Меньше всего Эрвин был склонен считаться с симпатиями и антипатиями своего не то хозяина, не то раба.
«Это ты?»
«А кто же, по-твоему?» – и смешок в ответ.
«Кажется, у меня получается».
«Давно пора. Теперь ты сможешь кормиться сам. Да и мне не мешало бы немного пожировать. Знаешь, сколько раз мне пришлось отдавать твоему гаду мою добычу?»
«Он не гад, он моллюск… Сколько?»
«Много! Когда я нашла тебя, то сначала думала: ты мне поможешь. Изобретешь способ. Но ты только кормил меня, а потом ушел. У тебя появился приятель, вас гоняла та летающая штуковина, с которой я разделалась. Потом я поняла, что помочь мне ты не сможешь…»
«Я пытался. Только это было потом… Я выловил маленького язычника. У него был симбионт, животное. Оно выжило».
«Не перебивай. Ну вот… Потом я поняла: ничем ты мне не поможешь, пока останешься человеком. Тебе был нужен язычник с симбионтом-животным, и притом сытый язычник, чтобы он сравнил тебя с прежним симбионтом и сожрал его, а не тебя. Я нашла тебе такого, заставила его двигаться куда надо, кормила его по пути, мы почти догнали тебя…»
«Прости, меня там чуть не съели».
«Я поняла. Я видела, как тебя забрали и увезли. Мне было очень плохо».
«Еще раз прости, я ничем не мог помочь…»
«А я все равно верила! Не отпускала твоего язычника, делилась с ним добычей, чтобы оставался на месте! Я верила, что однажды ты придешь и спасешь меня. Вот ты и пришел, и теперь все будет хорошо».
Интересно, подумал Эрвин, как сделать это «хорошо»? И что вообще имеется в виду?
«Погоди-погоди! – голос Кристи стал взволнованным. – Что ты сказал? Ты поймал язычника, и его симбионт выжил? Как ты его поймал?»

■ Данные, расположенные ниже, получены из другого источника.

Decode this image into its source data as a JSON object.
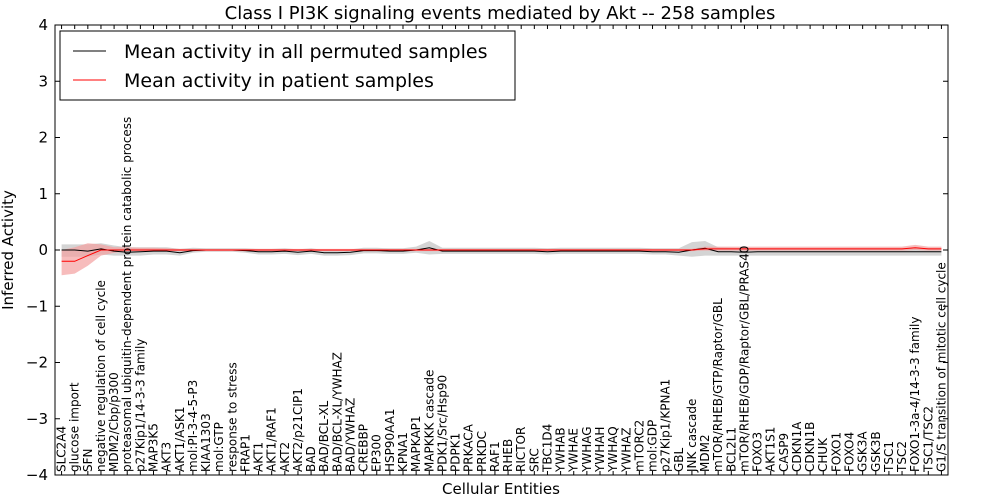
{
  "chart_data": {
    "type": "line",
    "title": "Class I PI3K signaling events mediated by Akt -- 258 samples",
    "xlabel": "Cellular Entities",
    "ylabel": "Inferred Activity",
    "ylim": [
      -4,
      4
    ],
    "yticks": [
      -4,
      -3,
      -2,
      -1,
      0,
      1,
      2,
      3,
      4
    ],
    "grid": false,
    "legend_position": "top-left",
    "categories": [
      "SLC2A4",
      "glucose import",
      "SFN",
      "negative regulation of cell cycle",
      "MDM2/Cbp/p300",
      "proteasomal ubiquitin-dependent protein catabolic process",
      "p27Kip1/14-3-3 family",
      "MAP3K5",
      "AKT3",
      "AKT1/ASK1",
      "mol:PI-3-4-5-P3",
      "KIAA1303",
      "mol:GTP",
      "response to stress",
      "FRAP1",
      "AKT1",
      "AKT1/RAF1",
      "AKT2",
      "AKT2/p21CIP1",
      "BAD",
      "BAD/BCL-XL",
      "BAD/BCL-XL/YWHAZ",
      "BAD/YWHAZ",
      "CREBBP",
      "EP300",
      "HSP90AA1",
      "KPNA1",
      "MAPKAP1",
      "MAPKKK cascade",
      "PDK1/Src/Hsp90",
      "PDPK1",
      "PRKACA",
      "PRKDC",
      "RAF1",
      "RHEB",
      "RICTOR",
      "SRC",
      "TBC1D4",
      "YWHAB",
      "YWHAE",
      "YWHAG",
      "YWHAH",
      "YWHAQ",
      "YWHAZ",
      "mTORC2",
      "mol:GDP",
      "p27Kip1/KPNA1",
      "GBL",
      "JNK cascade",
      "MDM2",
      "mTOR/RHEB/GTP/Raptor/GBL",
      "BCL2L1",
      "mTOR/RHEB/GDP/Raptor/GBL/PRAS40",
      "FOXO3",
      "AKT1S1",
      "CASP9",
      "CDKN1A",
      "CDKN1B",
      "CHUK",
      "FOXO1",
      "FOXO4",
      "GSK3A",
      "GSK3B",
      "TSC1",
      "TSC2",
      "FOXO1-3a-4/14-3-3 family",
      "TSC1/TSC2",
      "G1/S transition of mitotic cell cycle"
    ],
    "series": [
      {
        "name": "Mean activity in all permuted samples",
        "color": "#000000",
        "band_color": "#cccccc",
        "values": [
          0.0,
          0.0,
          -0.02,
          0.02,
          -0.02,
          -0.04,
          -0.03,
          -0.02,
          -0.02,
          -0.05,
          -0.01,
          0.0,
          0.0,
          0.0,
          -0.01,
          -0.03,
          -0.03,
          -0.02,
          -0.04,
          -0.02,
          -0.05,
          -0.05,
          -0.04,
          -0.01,
          -0.01,
          -0.02,
          -0.02,
          0.0,
          0.04,
          -0.02,
          -0.02,
          -0.02,
          -0.02,
          -0.02,
          -0.02,
          -0.02,
          -0.02,
          -0.03,
          -0.02,
          -0.02,
          -0.02,
          -0.02,
          -0.02,
          -0.02,
          -0.02,
          -0.03,
          -0.03,
          -0.04,
          0.0,
          0.03,
          -0.03,
          -0.03,
          -0.04,
          -0.03,
          -0.03,
          -0.03,
          -0.03,
          -0.03,
          -0.03,
          -0.03,
          -0.03,
          -0.03,
          -0.03,
          -0.03,
          -0.03,
          -0.03,
          -0.03,
          -0.03
        ],
        "lower": [
          -0.12,
          -0.12,
          -0.12,
          -0.08,
          -0.1,
          -0.1,
          -0.1,
          -0.08,
          -0.08,
          -0.1,
          -0.05,
          -0.03,
          -0.03,
          -0.03,
          -0.05,
          -0.08,
          -0.08,
          -0.07,
          -0.09,
          -0.07,
          -0.1,
          -0.1,
          -0.09,
          -0.06,
          -0.06,
          -0.07,
          -0.07,
          -0.05,
          -0.08,
          -0.07,
          -0.07,
          -0.07,
          -0.07,
          -0.07,
          -0.07,
          -0.07,
          -0.07,
          -0.08,
          -0.07,
          -0.07,
          -0.07,
          -0.07,
          -0.07,
          -0.07,
          -0.07,
          -0.08,
          -0.08,
          -0.1,
          -0.12,
          -0.1,
          -0.1,
          -0.1,
          -0.1,
          -0.1,
          -0.1,
          -0.1,
          -0.1,
          -0.1,
          -0.1,
          -0.1,
          -0.1,
          -0.1,
          -0.1,
          -0.1,
          -0.1,
          -0.1,
          -0.1,
          -0.1
        ],
        "upper": [
          0.1,
          0.1,
          0.1,
          0.12,
          0.08,
          0.05,
          0.05,
          0.05,
          0.05,
          0.02,
          0.04,
          0.03,
          0.03,
          0.03,
          0.03,
          0.02,
          0.02,
          0.03,
          0.01,
          0.03,
          0.0,
          0.0,
          0.01,
          0.04,
          0.04,
          0.03,
          0.03,
          0.06,
          0.16,
          0.04,
          0.04,
          0.04,
          0.04,
          0.04,
          0.04,
          0.04,
          0.04,
          0.03,
          0.04,
          0.04,
          0.04,
          0.04,
          0.04,
          0.04,
          0.04,
          0.03,
          0.03,
          0.03,
          0.14,
          0.16,
          0.05,
          0.04,
          0.03,
          0.03,
          0.03,
          0.03,
          0.03,
          0.03,
          0.03,
          0.03,
          0.03,
          0.03,
          0.03,
          0.03,
          0.03,
          0.03,
          0.03,
          0.03
        ]
      },
      {
        "name": "Mean activity in patient samples",
        "color": "#ff0000",
        "band_color": "#f4a0a0",
        "values": [
          -0.2,
          -0.2,
          -0.1,
          0.0,
          0.0,
          0.0,
          0.0,
          0.0,
          0.0,
          0.0,
          0.0,
          0.0,
          0.0,
          0.0,
          0.0,
          0.0,
          0.0,
          0.0,
          0.0,
          0.0,
          0.0,
          0.0,
          0.0,
          0.0,
          0.0,
          0.0,
          0.0,
          0.0,
          0.0,
          0.0,
          0.0,
          0.0,
          0.0,
          0.0,
          0.0,
          0.0,
          0.0,
          0.0,
          0.0,
          0.0,
          0.0,
          0.0,
          0.0,
          0.0,
          0.0,
          0.0,
          0.0,
          0.0,
          0.0,
          0.02,
          0.02,
          0.02,
          0.02,
          0.02,
          0.02,
          0.02,
          0.02,
          0.02,
          0.02,
          0.02,
          0.02,
          0.02,
          0.02,
          0.02,
          0.02,
          0.04,
          0.02,
          0.02
        ],
        "lower": [
          -0.45,
          -0.42,
          -0.28,
          -0.1,
          -0.05,
          -0.02,
          -0.02,
          -0.02,
          -0.02,
          -0.02,
          -0.02,
          -0.02,
          -0.02,
          -0.02,
          -0.02,
          -0.02,
          -0.02,
          -0.02,
          -0.02,
          -0.02,
          -0.02,
          -0.02,
          -0.02,
          -0.02,
          -0.02,
          -0.02,
          -0.02,
          -0.02,
          -0.02,
          -0.02,
          -0.02,
          -0.02,
          -0.02,
          -0.02,
          -0.02,
          -0.02,
          -0.02,
          -0.02,
          -0.02,
          -0.02,
          -0.02,
          -0.02,
          -0.02,
          -0.02,
          -0.02,
          -0.02,
          -0.02,
          -0.02,
          -0.02,
          -0.01,
          -0.01,
          -0.01,
          -0.01,
          -0.01,
          -0.01,
          -0.01,
          -0.01,
          -0.01,
          -0.01,
          -0.01,
          -0.01,
          -0.01,
          -0.01,
          -0.01,
          -0.01,
          0.0,
          -0.01,
          -0.01
        ],
        "upper": [
          0.0,
          0.05,
          0.12,
          0.1,
          0.05,
          0.05,
          0.04,
          0.04,
          0.03,
          0.02,
          0.02,
          0.02,
          0.02,
          0.02,
          0.02,
          0.02,
          0.02,
          0.02,
          0.02,
          0.02,
          0.02,
          0.02,
          0.02,
          0.02,
          0.02,
          0.02,
          0.02,
          0.02,
          0.02,
          0.02,
          0.02,
          0.02,
          0.02,
          0.02,
          0.02,
          0.02,
          0.02,
          0.02,
          0.02,
          0.02,
          0.02,
          0.02,
          0.02,
          0.02,
          0.02,
          0.02,
          0.02,
          0.02,
          0.02,
          0.06,
          0.06,
          0.06,
          0.06,
          0.06,
          0.06,
          0.06,
          0.06,
          0.06,
          0.06,
          0.06,
          0.06,
          0.06,
          0.06,
          0.06,
          0.06,
          0.09,
          0.06,
          0.06
        ]
      }
    ]
  }
}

«Просто вытащил из болота. Механически. Не руками, конечно. Присоски отвалились, животное очнулось и дало деру».
Тяжкий вздох.
«Понятно… Я уже пробовала это».
«Вытащить своего язычника из болота?»
«Именно. Он отказался мне повиноваться. Затащить его на мель и то была проблема. Попробуй как-нибудь и ты, а я за тебя уцеплюсь, можно?»

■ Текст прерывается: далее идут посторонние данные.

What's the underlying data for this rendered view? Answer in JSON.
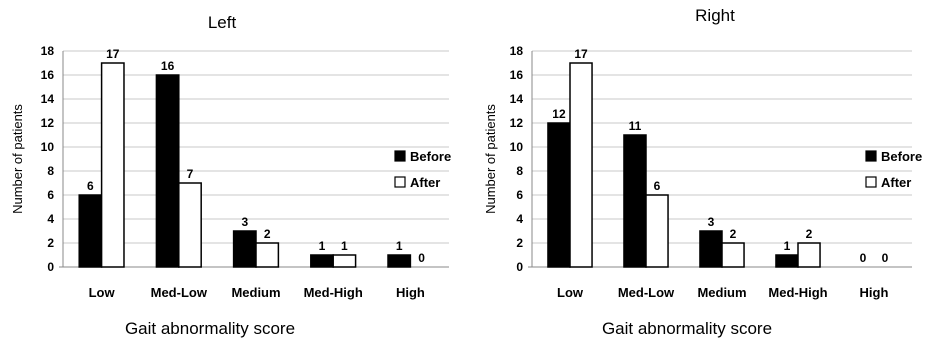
{
  "chart_data": [
    {
      "type": "bar",
      "title": "Left",
      "xlabel": "Gait abnormality score",
      "ylabel": "Number of patients",
      "categories": [
        "Low",
        "Med-Low",
        "Medium",
        "Med-High",
        "High"
      ],
      "series": [
        {
          "name": "Before",
          "values": [
            6,
            16,
            3,
            1,
            1
          ],
          "color": "#000000"
        },
        {
          "name": "After",
          "values": [
            17,
            7,
            2,
            1,
            0
          ],
          "color": "#ffffff"
        }
      ],
      "ylim": [
        0,
        18
      ],
      "yticks": [
        0,
        2,
        4,
        6,
        8,
        10,
        12,
        14,
        16,
        18
      ],
      "grid": true,
      "legend": "right"
    },
    {
      "type": "bar",
      "title": "Right",
      "xlabel": "Gait abnormality score",
      "ylabel": "Number of patients",
      "categories": [
        "Low",
        "Med-Low",
        "Medium",
        "Med-High",
        "High"
      ],
      "series": [
        {
          "name": "Before",
          "values": [
            12,
            11,
            3,
            1,
            0
          ],
          "color": "#000000"
        },
        {
          "name": "After",
          "values": [
            17,
            6,
            2,
            2,
            0
          ],
          "color": "#ffffff"
        }
      ],
      "ylim": [
        0,
        18
      ],
      "yticks": [
        0,
        2,
        4,
        6,
        8,
        10,
        12,
        14,
        16,
        18
      ],
      "grid": true,
      "legend": "right"
    }
  ]
}
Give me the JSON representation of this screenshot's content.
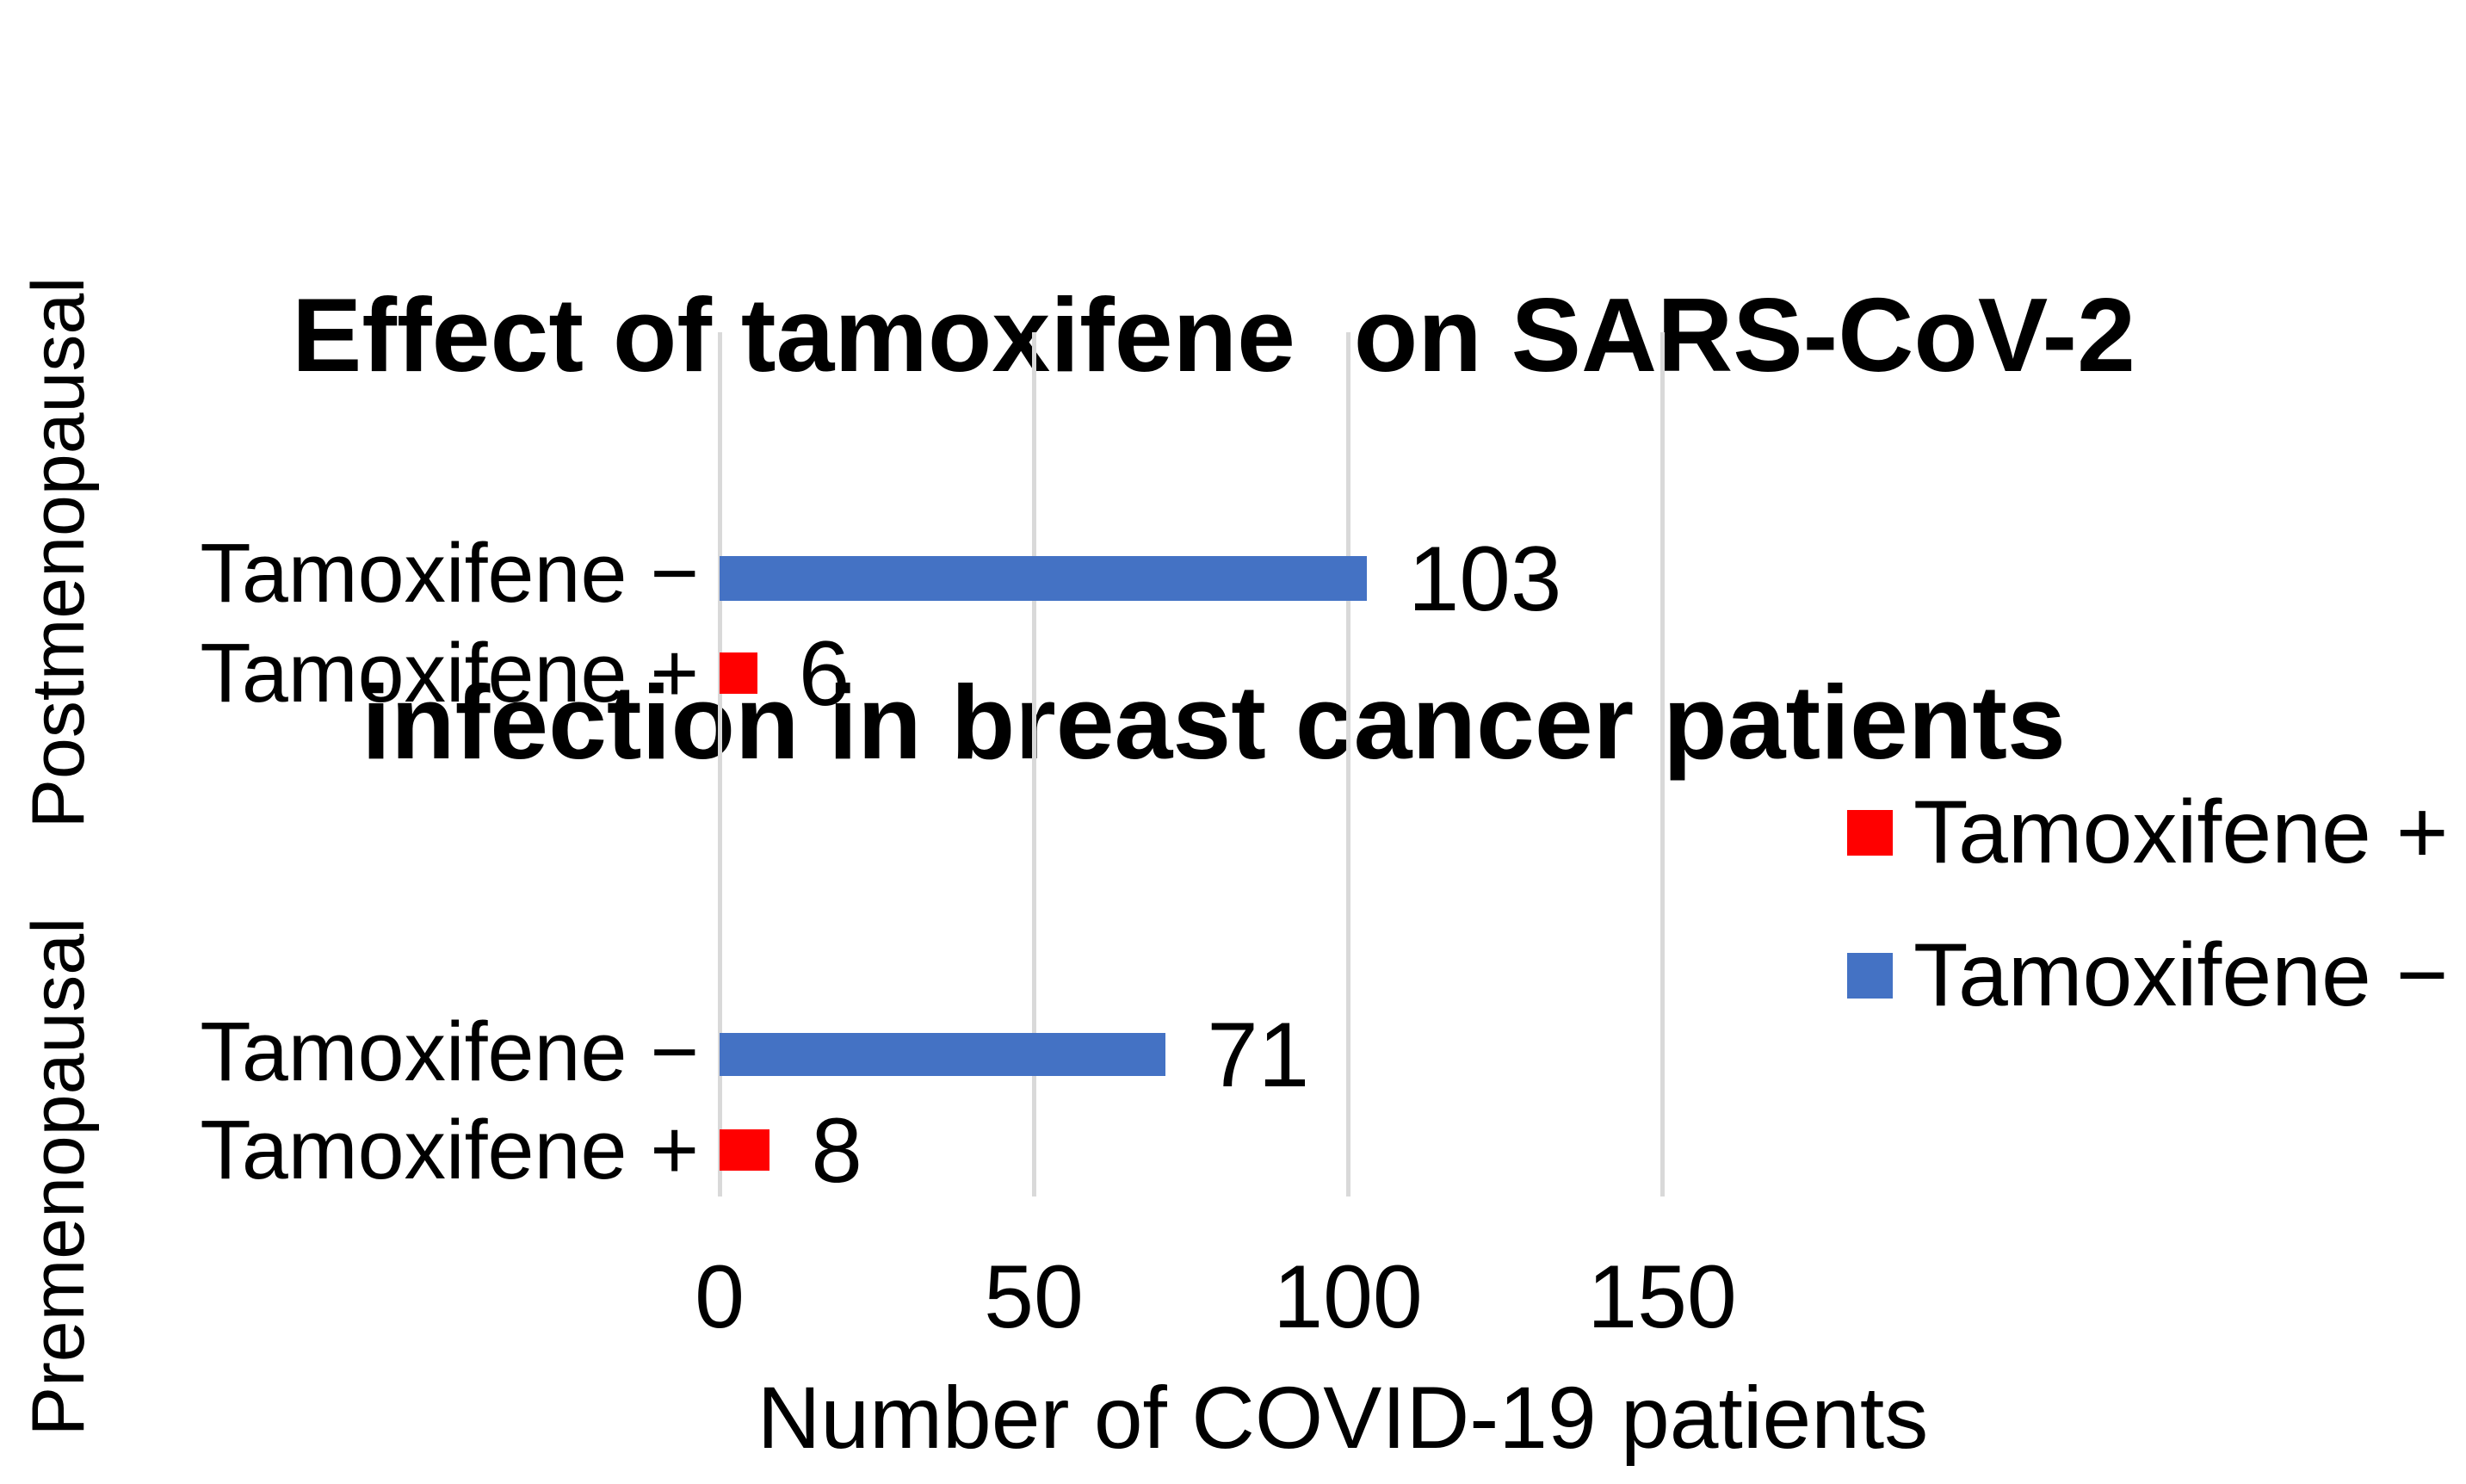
{
  "title": {
    "line1": "Effect of tamoxifene  on SARS-CoV-2",
    "line2": "infection in breast cancer patients"
  },
  "chart_data": {
    "type": "bar",
    "orientation": "horizontal",
    "title": "Effect of tamoxifene  on SARS-CoV-2 infection in breast cancer patients",
    "xlabel": "Number of COVID-19 patients",
    "x_ticks": [
      "0",
      "50",
      "100",
      "150"
    ],
    "x_tick_values": [
      0,
      50,
      100,
      150
    ],
    "xlim": [
      0,
      168
    ],
    "grid": "vertical-gridlines-on",
    "legend_position": "right",
    "groups": [
      {
        "group": "Postmenopausal",
        "bars": [
          {
            "category": "Tamoxifene −",
            "series": "Tamoxifene −",
            "value": 103,
            "color": "#4472C4"
          },
          {
            "category": "Tamoxifene +",
            "series": "Tamoxifene +",
            "value": 6,
            "color": "#FF0000"
          }
        ]
      },
      {
        "group": "Premenopausal",
        "bars": [
          {
            "category": "Tamoxifene −",
            "series": "Tamoxifene −",
            "value": 71,
            "color": "#4472C4"
          },
          {
            "category": "Tamoxifene +",
            "series": "Tamoxifene +",
            "value": 8,
            "color": "#FF0000"
          }
        ]
      }
    ]
  },
  "legend": {
    "items": [
      {
        "label": "Tamoxifene +",
        "color": "#FF0000"
      },
      {
        "label": "Tamoxifene −",
        "color": "#4472C4"
      }
    ]
  },
  "colors": {
    "bar_blue": "#4472C4",
    "bar_red": "#FF0000",
    "gridline": "#D9D9D9",
    "text": "#000000",
    "background": "#FFFFFF"
  }
}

«Думаешь, у меня получится?»
«Ты умный и сильный. Я еще не встречала таких людей. И я люблю тебя. Я даже не требую ответного чувства, поступай как знаешь. Но помоги… Поможешь?»
«Сначала освоюсь, ладно?»
«Я долго терпела, могу потерпеть еще немного. Осваивайся. Знаешь, есть тут у меня одна задумка…»
«Готов выслушать».
«Материнский инстинкт! Понимаешь, самки язычников откладывают яйца на краю болота, где неглубоко. Во всякое другое время они держатся подальше от мелких мест, не любят они их, но только не в сезон размножения. Тогда они сами лезут на мелководье. Ты спросишь, зачем я тебе это говорю? А говорю я это потому, что мой язычник – самец, он меньше и слабее твоего. А твой – самка».
«И что?» – спросил Эрвин.
«А то, что сезон размножения язычников не за горами. Делай выводы».
Выводов было несколько: и об уровне науки на Хляби, где биологи даже не знают, что язычники двуполые, а не гермафродиты, и откладывают яйца, а не почкуются, и о том, что с отчаяния чего только не придумаешь, и о том, что мужчина-самка – это довольно странно, и еще о многом.
Но больше всего о том, что идея безумна, но… черт его знает!
«Но-но! – сказал Эрвин. – Попрошу без намеков. Я порядочная девушка».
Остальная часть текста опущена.